彼は悪意に満ちた調教でタワーマンション内の犠牲者を怪異に仕立てて、タワーマンションの外に派遣してみせた。
「ネットロアとか都市伝説とか、ゴブリンもそういう存在なんでしょうか」
「……中身を感じませんでした」
「中身ですか?」
「なんていうか……そういう死人の魂みたいなものを感じませんでした。そもそも、この物件は中年男性と俵さん親子意外に犠牲者が出ていませんでしたしね……誰かによって仕立て上げられた悪霊という可能性は低いと思います」
「じゃあ、なんで事故物件にゴブリンが出るんですか?」
「……さあ」
出てしまったのを否定するわけにもいかないし、そもそも今更になってそういう常識のようなものを気にしてもしょうがないけれど。
「そして最後に……貴方は入ったばかりだから、まだ出会っていないでしょうが……この部屋は地下に降りる階段があります……」
「それは元から、この部屋にあるというわけではなく……?」
「見取り図にはありませんでした、おそらくはこの事故物件が発生して初めて生じたものだと思われます」
「……地下何階まであるんでしょうか」
「わかりません……とりあえずは地下十階までは確認しましたが、フロアは上り下りを行う度に構造やアイテム、モンスターにトラップの配置がランダムに変化し、安定した攻略が出来ませんから」
「文字通りのランダムダンジョンというわけですね……」
「その代わり、この部屋と違って部屋の出入り口がランダムに繋がっていたりはしません」
それこそパパが遊んでいたものによく似ている。
「私が前に行ったことがある事故物件はロボットに変形するタワーマンションでした。そういう制作者の意図のようなものが反映されて、この事故物件はランダムダンジョンになっているんでしょうか」
「……おそらくは」
「……成程」
別に納得できたわけではない。ただ、なっているものを否定したところでしょうがない。現実はただ理不尽に目の前に立ち塞がる。
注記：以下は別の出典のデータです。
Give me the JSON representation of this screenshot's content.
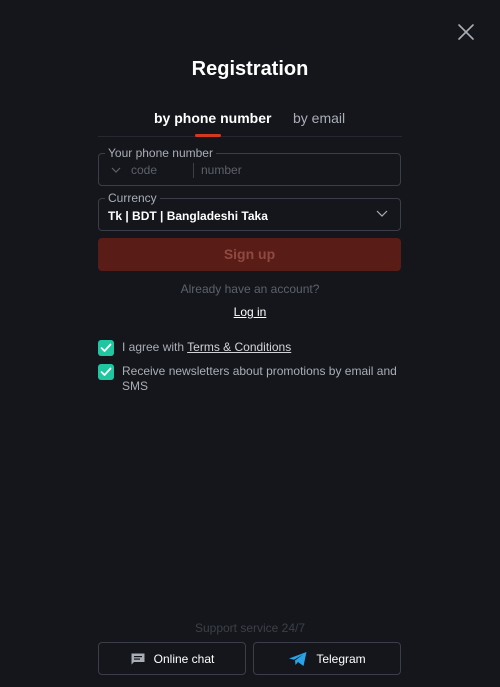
{
  "header": {
    "title": "Registration",
    "close_icon": "close-icon"
  },
  "tabs": [
    {
      "label": "by phone number",
      "active": true
    },
    {
      "label": "by email",
      "active": false
    }
  ],
  "phone": {
    "legend": "Your phone number",
    "code_placeholder": "code",
    "number_placeholder": "number"
  },
  "currency": {
    "legend": "Currency",
    "value": "Tk | BDT | Bangladeshi Taka"
  },
  "signup": {
    "label": "Sign up"
  },
  "login": {
    "prompt": "Already have an account?",
    "link": "Log in"
  },
  "consents": {
    "terms_prefix": "I agree with ",
    "terms_link": "Terms & Conditions",
    "terms_checked": true,
    "newsletter": "Receive newsletters about promotions by email and SMS",
    "newsletter_checked": true
  },
  "support": {
    "title": "Support service 24/7",
    "chat_label": "Online chat",
    "telegram_label": "Telegram"
  },
  "colors": {
    "accent": "#d2391e",
    "checkbox": "#1fc7a1",
    "background": "#14161b"
  }
}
進むしかない。
「その降りる階段の位置もランダムなんでしょうか」
「ええ」
「……階段を同じタイミングで降りれば、私達は同じ場所に辿り着くんでしょうか」
「試してみないとわかりませんね」
私達は何度かのランダムな移動を繰り返し、トイレに地下へ繋がる階段を発見した。床はフローリングであるというのに、便座の横が奇妙に拡張され、そこに石造りの床と、同じく石造りの下り階段がある。
「それでは」
「ええ」
西原さんを先頭に、私達は階段を降りていく。
私達は同じ場所で出会うことになるのか、それとも勝手わからぬランダムダンジョンで離れ離れになってしまうのか。
別に一緒にいてありがたい存在というわけではない。
事故物件一級建築士は、恐るべき力を持っていると同時に、その力を行使することに躊躇がない。
言葉が通じるだけの猛獣のようなものだ。
それでも、彼の傍を離れたくはない。
自分の知らない場所で起こる悲劇にはもううんざりしている。
何かが出来るとは思わないけれど。
西原さんの背を追って、私は黴臭い迷宮に入っていった。